By Marianne Daly
Published July 18, 2016
Christmas Eve at the Jubilee Motel promo image
Was it suspenseful or confusing? I vacillated between these two states while watching the drama at the Julibee Motel unfold.
Cassie, the owner of the Julibee Motel, is able to figure out who Mick, the handsome man with the very expensive car, is but not why he is so desperate to stay at her cheap pay-by-the-hour motel on Christmas Eve, apart from seeking shelter from a storm.
Cassie escapes the pain of her past and present life by listening to and making up stories. This is an interesting premise, but it can also feel very confusing when the audience doesn't know if they can ever believe anything she tells the stranger. This made it more challenging to empathize with her as the story was unfolding.
Mick has grown up able to get whatever he wants, but it is unclear what he really wants besides a room for the night. Mick is suffering from an unspecified illness and he seems to be running away from something.

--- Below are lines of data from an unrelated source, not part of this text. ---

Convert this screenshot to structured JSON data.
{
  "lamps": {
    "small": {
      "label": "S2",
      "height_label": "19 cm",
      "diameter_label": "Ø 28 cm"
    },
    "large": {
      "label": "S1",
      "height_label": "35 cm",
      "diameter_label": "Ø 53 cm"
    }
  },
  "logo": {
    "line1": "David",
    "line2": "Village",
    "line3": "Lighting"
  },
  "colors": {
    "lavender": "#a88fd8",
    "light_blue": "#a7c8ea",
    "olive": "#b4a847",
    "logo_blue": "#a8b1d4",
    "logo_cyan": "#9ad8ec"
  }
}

Is he a criminal?
Are they going to have sex or is someone going to be killed with the gun? The feeling of being held in the spell of suspense feels exciting, while confusion feels uncomfortable and can be frustrating if one feels they are really paying attention and should have a better sense of what is going on.
Aimee Kessler Evans and James Thomas in Christmas Eve at the Jubilee Motel, promo image
The performances of both Aimee Kessler Evans and James Thomas were compelling. These two lone souls don't seem to have anything in common except that they are left alone on Christmas Eve.
There was a moment when I felt there was no way all the loose ends could be tied together before the play ends. Then the details of the characters' life stories are revealed in a very satisfying way.
If you are in the mood for a good adult suspense drama, then do go and see this play!